In Harry Potter and the Order of Phoenix by J. K. Rowling’s Harry Potter series, a handful of characters can shape-shift into animals. In the excerpt seen above, Harry’s godfather, Sirius, shape-shifted into a dog to accompany him unnoticed to the train station. Sirius acts like a dog in specific ways, like running along the train and wagging his tail. Yet Mrs. Weasley is irked that not all of his actions are dog-like and could give away his disguise.
“For you have been my help. I will rejoice in the shadow of your wings.
In this verse from the book of Psalm 63:7, God is represented as a bird. The bird’s/God’s wings are described as the comfort and shelter that God gives to His people.
“You never know for sure how girls’ minds work (do you think it’s a mind in there or just a little buzz like a bee in a glass jar?) but you got the idea she had talked the other two into coming in here with her, and now she was showing them how to do it, walk slow and hold yourself straight …

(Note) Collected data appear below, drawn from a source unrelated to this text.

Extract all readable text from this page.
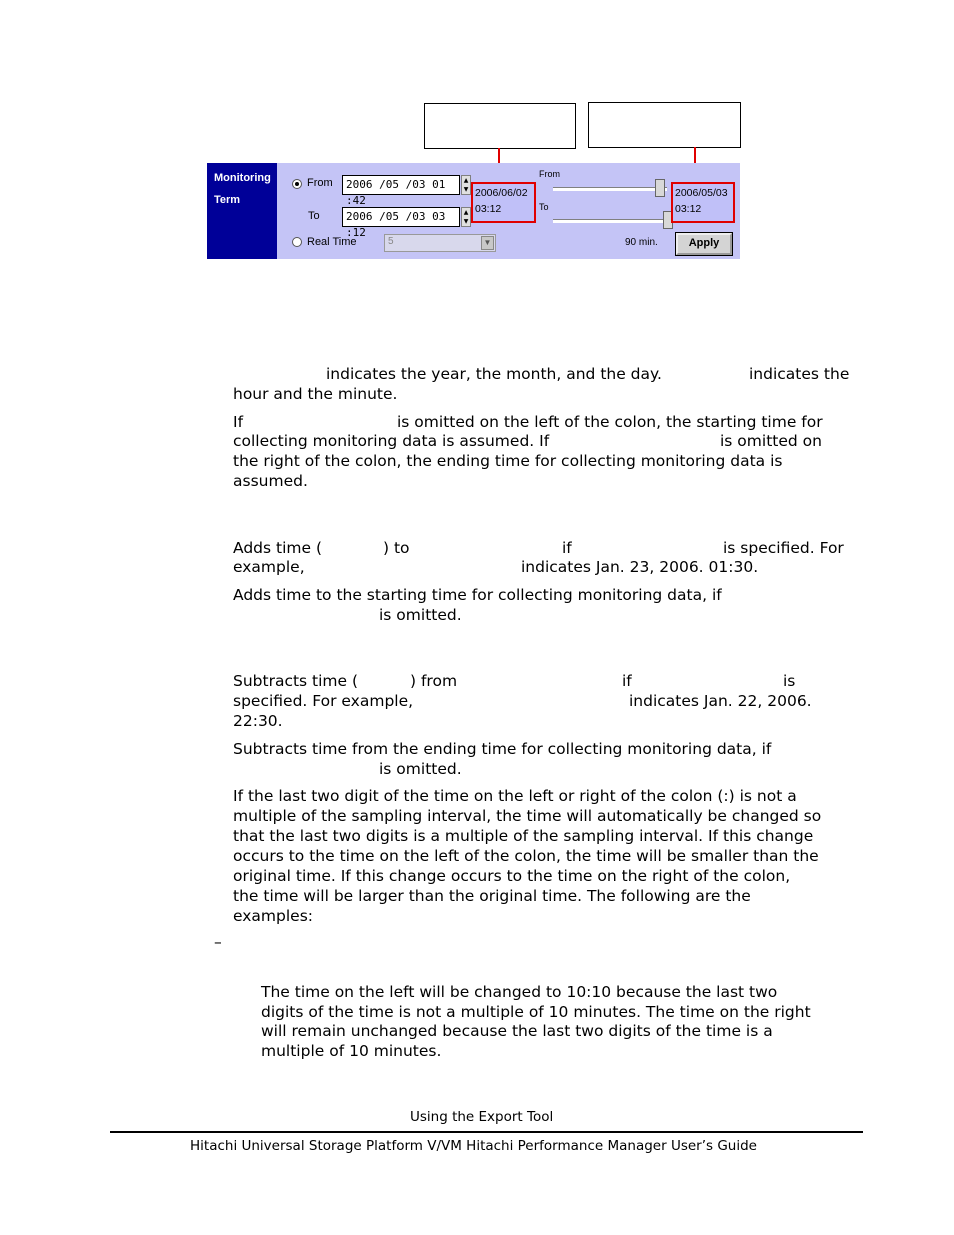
Monitoring
Term
From	2006 /05 /03 01 :42
▲
▼
To	2006 /05 /03 03 :12
▲
▼
Real Time	5	▼
2006/06/02
03:12
From
To
2006/05/03
03:12
90 min.	Apply
indicates the year, the month, and the day.	indicates the
hour and the minute.
If	is omitted on the left of the colon, the starting time for
collecting monitoring data is assumed. If	is omitted on
the right of the colon, the ending time for collecting monitoring data is
assumed.
Adds time (	) to	if	is specified. For
example,	indicates Jan. 23, 2006. 01:30.
Adds time to the starting time for collecting monitoring data, if
is omitted.
Subtracts time (	) from	if	is
specified. For example,	indicates Jan. 22, 2006.
22:30.
Subtracts time from the ending time for collecting monitoring data, if
is omitted.
If the last two digit of the time on the left or right of the colon (:) is not a
multiple of the sampling interval, the time will automatically be changed so
that the last two digits is a multiple of the sampling interval. If this change
occurs to the time on the left of the colon, the time will be smaller than the
original time. If this change occurs to the time on the right of the colon,
the time will be larger than the original time. The following are the
examples:
–
The time on the left will be changed to 10:10 because the last two
digits of the time is not a multiple of 10 minutes. The time on the right
will remain unchanged because the last two digits of the time is a
multiple of 10 minutes.
Using the Export Tool
Hitachi Universal Storage Platform V/VM Hitachi Performance Manager User’s Guide
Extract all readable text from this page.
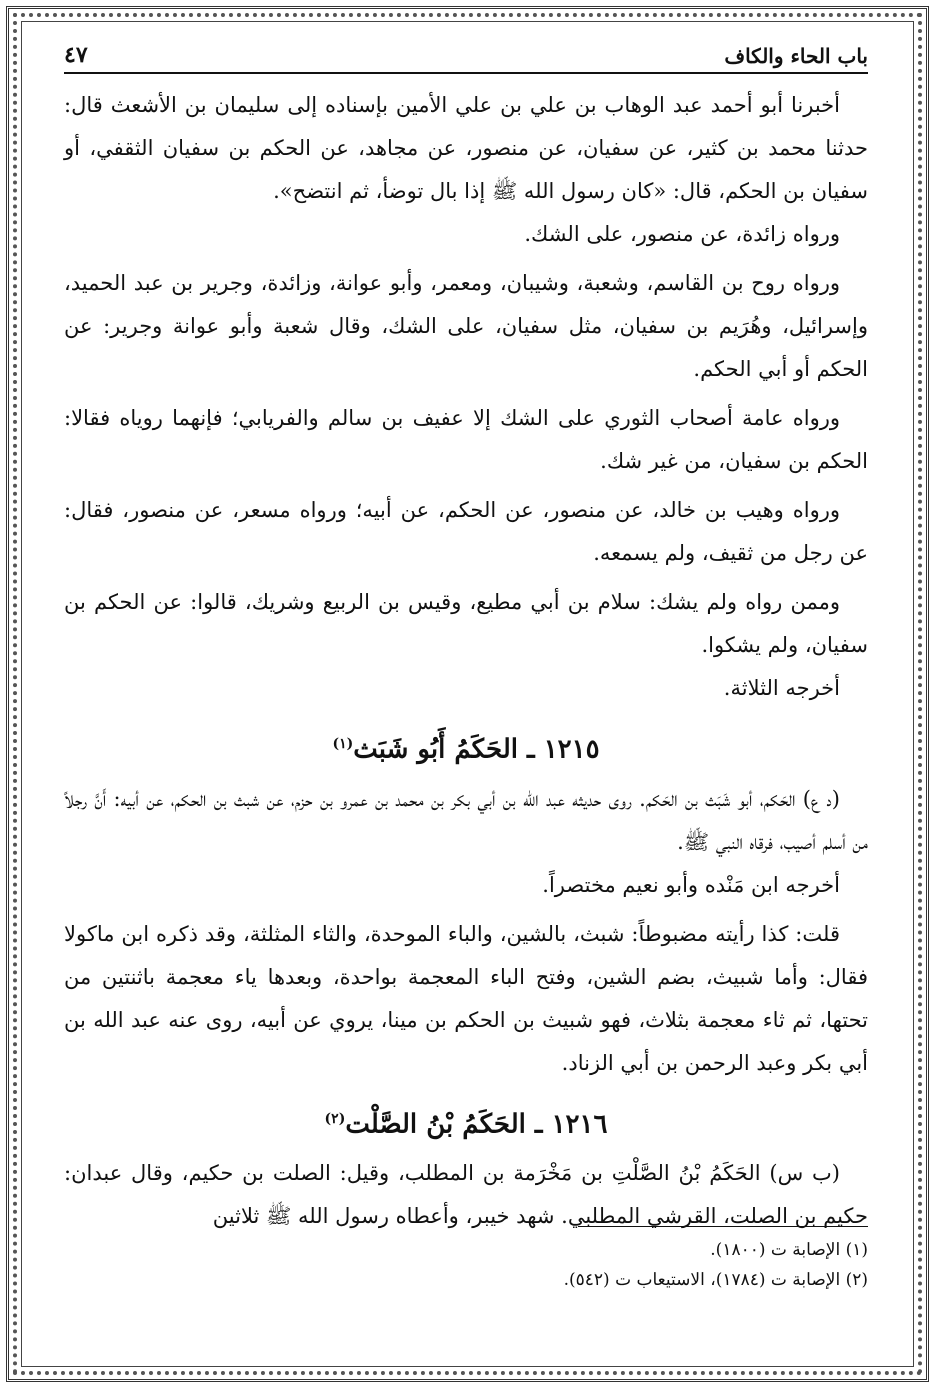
باب الحاء والكاف
٤٧

أخبرنا أبو أحمد عبد الوهاب بن علي بن علي الأمين بإسناده إلى سليمان بن الأشعث قال: حدثنا محمد بن كثير، عن سفيان، عن منصور، عن مجاهد، عن الحكم بن سفيان الثقفي، أو سفيان بن الحكم، قال: «كان رسول الله ﷺ إذا بال توضأ، ثم انتضح».

ورواه زائدة، عن منصور، على الشك.

ورواه روح بن القاسم، وشعبة، وشيبان، ومعمر، وأبو عوانة، وزائدة، وجرير بن عبد الحميد، وإسرائيل، وهُرَيم بن سفيان، مثل سفيان، على الشك، وقال شعبة وأبو عوانة وجرير: عن الحكم أو أبي الحكم.

ورواه عامة أصحاب الثوري على الشك إلا عفيف بن سالم والفريابي؛ فإنهما روياه فقالا: الحكم بن سفيان، من غير شك.

ورواه وهيب بن خالد، عن منصور، عن الحكم، عن أبيه؛ ورواه مسعر، عن منصور، فقال: عن رجل من ثقيف، ولم يسمعه.

وممن رواه ولم يشك: سلام بن أبي مطيع، وقيس بن الربيع وشريك، قالوا: عن الحكم بن سفيان، ولم يشكوا.

أخرجه الثلاثة.

١٢١٥ ـ الحَكَمُ أَبُو شَبَث$^{(١)}$

(د ع) الحَكم، أبو شَبَث بن الحَكم. روى حديثه عبد الله بن أبي بكر بن محمد بن عمرو بن حزم، عن شبث بن الحكم، عن أبيه: أَنَّ رجلاً من أسلم أصيب، فرقاه النبي ﷺ.

أخرجه ابن مَنْده وأبو نعيم مختصراً.

قلت: كذا رأيته مضبوطاً: شبث، بالشين، والباء الموحدة، والثاء المثلثة، وقد ذكره ابن ماكولا فقال: وأما شبيث، بضم الشين، وفتح الباء المعجمة بواحدة، وبعدها ياء معجمة باثنتين من تحتها، ثم ثاء معجمة بثلاث، فهو شبيث بن الحكم بن مينا، يروي عن أبيه، روى عنه عبد الله بن أبي بكر وعبد الرحمن بن أبي الزناد.

١٢١٦ ـ الحَكَمُ بْنُ الصَّلْت$^{(٢)}$

(ب س) الحَكَمُ بْنُ الصَّلْتِ بن مَخْرَمة بن المطلب، وقيل: الصلت بن حكيم، وقال عبدان: حكيم بن الصلت، القرشي المطلبي. شهد خيبر، وأعطاه رسول الله ﷺ ثلاثين

(١) الإصابة ت (١٨٠٠).

(٢) الإصابة ت (١٧٨٤)، الاستيعاب ت (٥٤٢).
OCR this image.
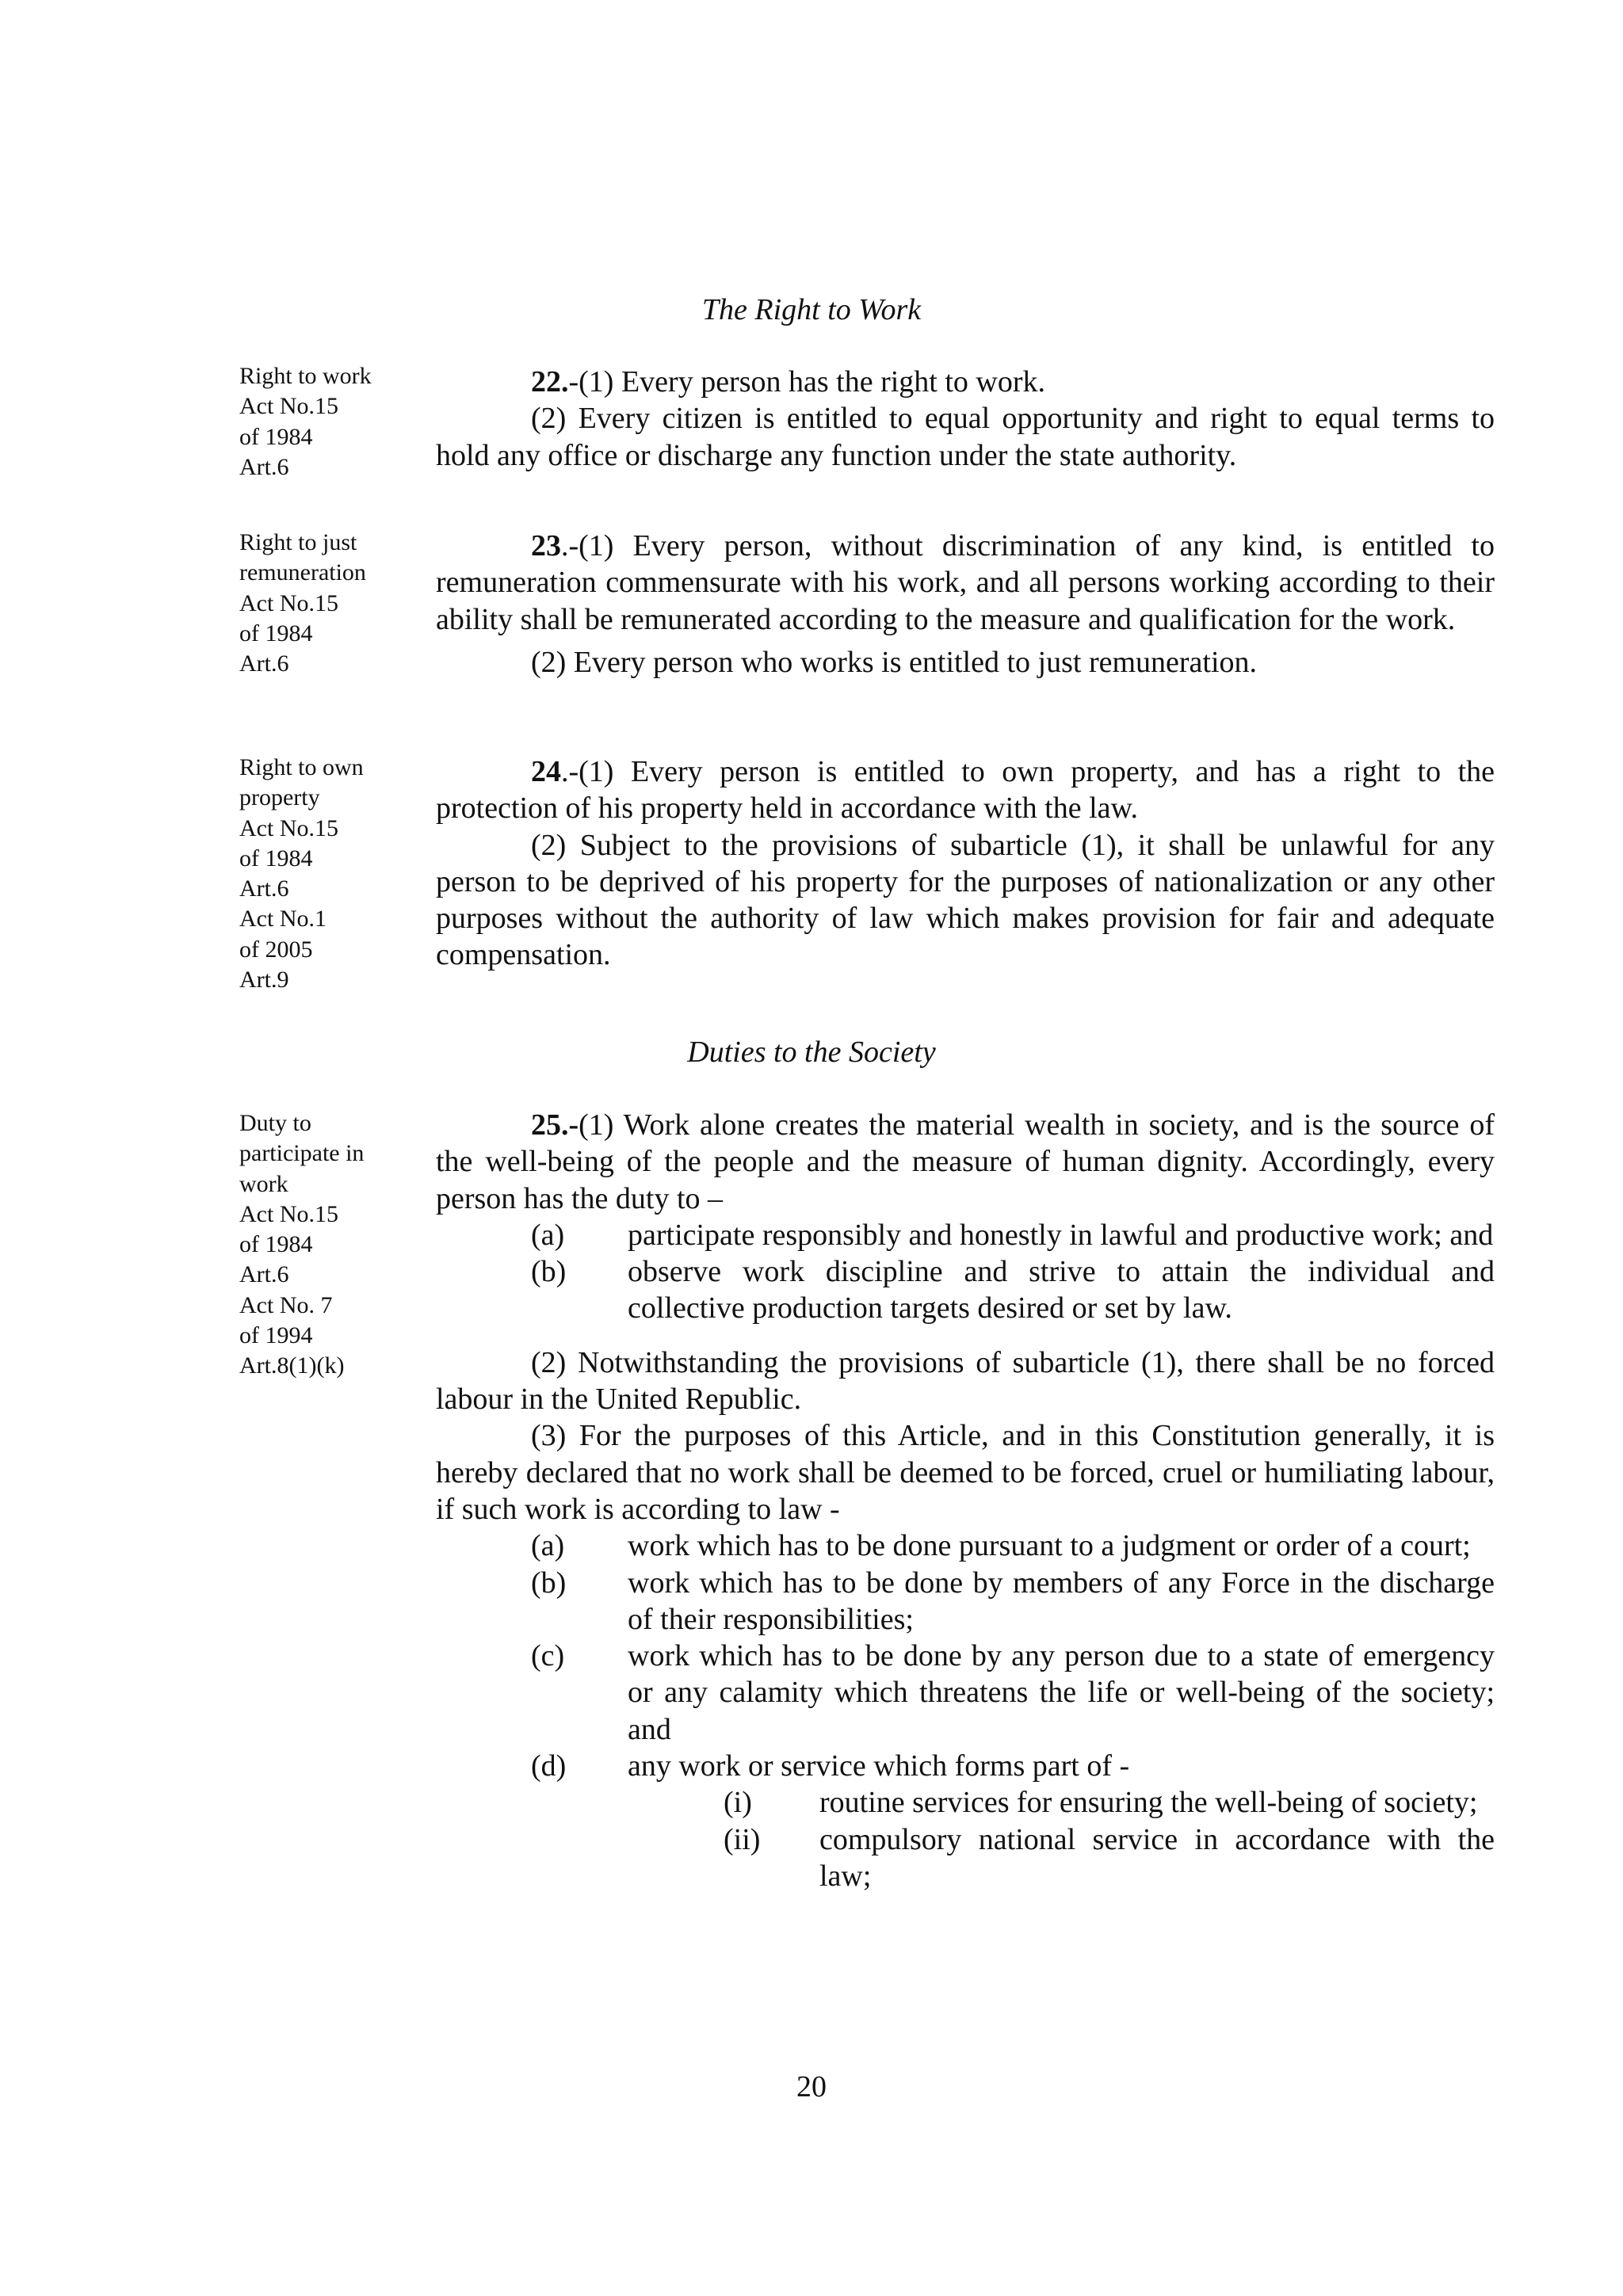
The Right to Work
Right to work
Act No.15
of 1984
Art.6

22.-(1) Every person has the right to work.

(2) Every citizen is entitled to equal opportunity and right to equal terms to hold any office or discharge any function under the state authority.

Right to just
remuneration
Act No.15
of 1984
Art.6

23.-(1) Every person, without discrimination of any kind, is entitled to remuneration commensurate with his work, and all persons working according to their ability shall be remunerated according to the measure and qualification for the work.

(2) Every person who works is entitled to just remuneration.

Right to own
property
Act No.15
of 1984
Art.6
Act No.1
of 2005
Art.9

24.-(1) Every person is entitled to own property, and has a right to the protection of his property held in accordance with the law.

(2) Subject to the provisions of subarticle (1), it shall be unlawful for any person to be deprived of his property for the purposes of nationalization or any other purposes without the authority of law which makes provision for fair and adequate compensation.

Duties to the Society
Duty to
participate in
work
Act No.15
of 1984
Art.6
Act No. 7
of 1994
Art.8(1)(k)

25.-(1) Work alone creates the material wealth in society, and is the source of the well-being of the people and the measure of human dignity. Accordingly, every person has the duty to –

(a) participate responsibly and honestly in lawful and productive work; and
(b) observe work discipline and strive to attain the individual and collective production targets desired or set by law.

(2) Notwithstanding the provisions of subarticle (1), there shall be no forced labour in the United Republic.

(3) For the purposes of this Article, and in this Constitution generally, it is hereby declared that no work shall be deemed to be forced, cruel or humiliating labour, if such work is according to law -

(a) work which has to be done pursuant to a judgment or order of a court;
(b) work which has to be done by members of any Force in the discharge of their responsibilities;
(c) work which has to be done by any person due to a state of emergency or any calamity which threatens the life or well-being of the society; and
(d) any work or service which forms part of -
(i) routine services for ensuring the well-being of society;
(ii) compulsory national service in accordance with the law;
20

The sheep pushing their carts down the aisle – the girls were walking against the usual traffic (not that we have one-way signs or anything) – were pretty hilarious…”
In A&P, a short story by John Updike, buzz like a bee, implies that nothing is remarkable in the girls’ minds. At the same time, the customers are compared to sheep, who wander in groups mindlessly down the aisles.
What is the difference between zoomorphism, personification, and anthropomorphism?
Like what we mentioned earlier, zoomorphism is a technique used to describe or give animal-like attributes to anything that’s non-animal. It can be an object, a human, or a piece of art. It is often used in the process of dehumanization and is quite a powerful technique.
Example: The feet of bathtubs and tables were carved to look like lions’ feet.
Anthropomorphism, on the other hand, is the complete opposite of zoomorphism. We use it to ascribe human qualities to other objects, animals, and inhuman creatures to give an insight into their functions. It brings non-human things to life using human attributes, usually to serve as an extended metaphor or allegory.
Example: The Animal Farm, where pigs represent political figures and social classes to demonstrate the allegorical meaning of communism, Russia.
Personification is a technique used mainly for imagery. It uses human qualities to describe something non-human. It’s quite similar to anthropomorphism. The only difference is their purpose of usage. Personification is useful in animating a setting, or in emphasizing the importance of some non-human entity. It gives life to elements of stories that can engage the reader further.
Example: I heard the last piece of pizza calling for me.
Why is Zoomorphism used?
Zoomorphism is a literary technique often found in short stories. But some records show it has been used as a literary device since the ancient Romans and Greeks.
Zoomorphism is used because it is a very helpful tool for the practical description of different characters. The purpose of this literary technique is to create a figurative language and provide a comparison.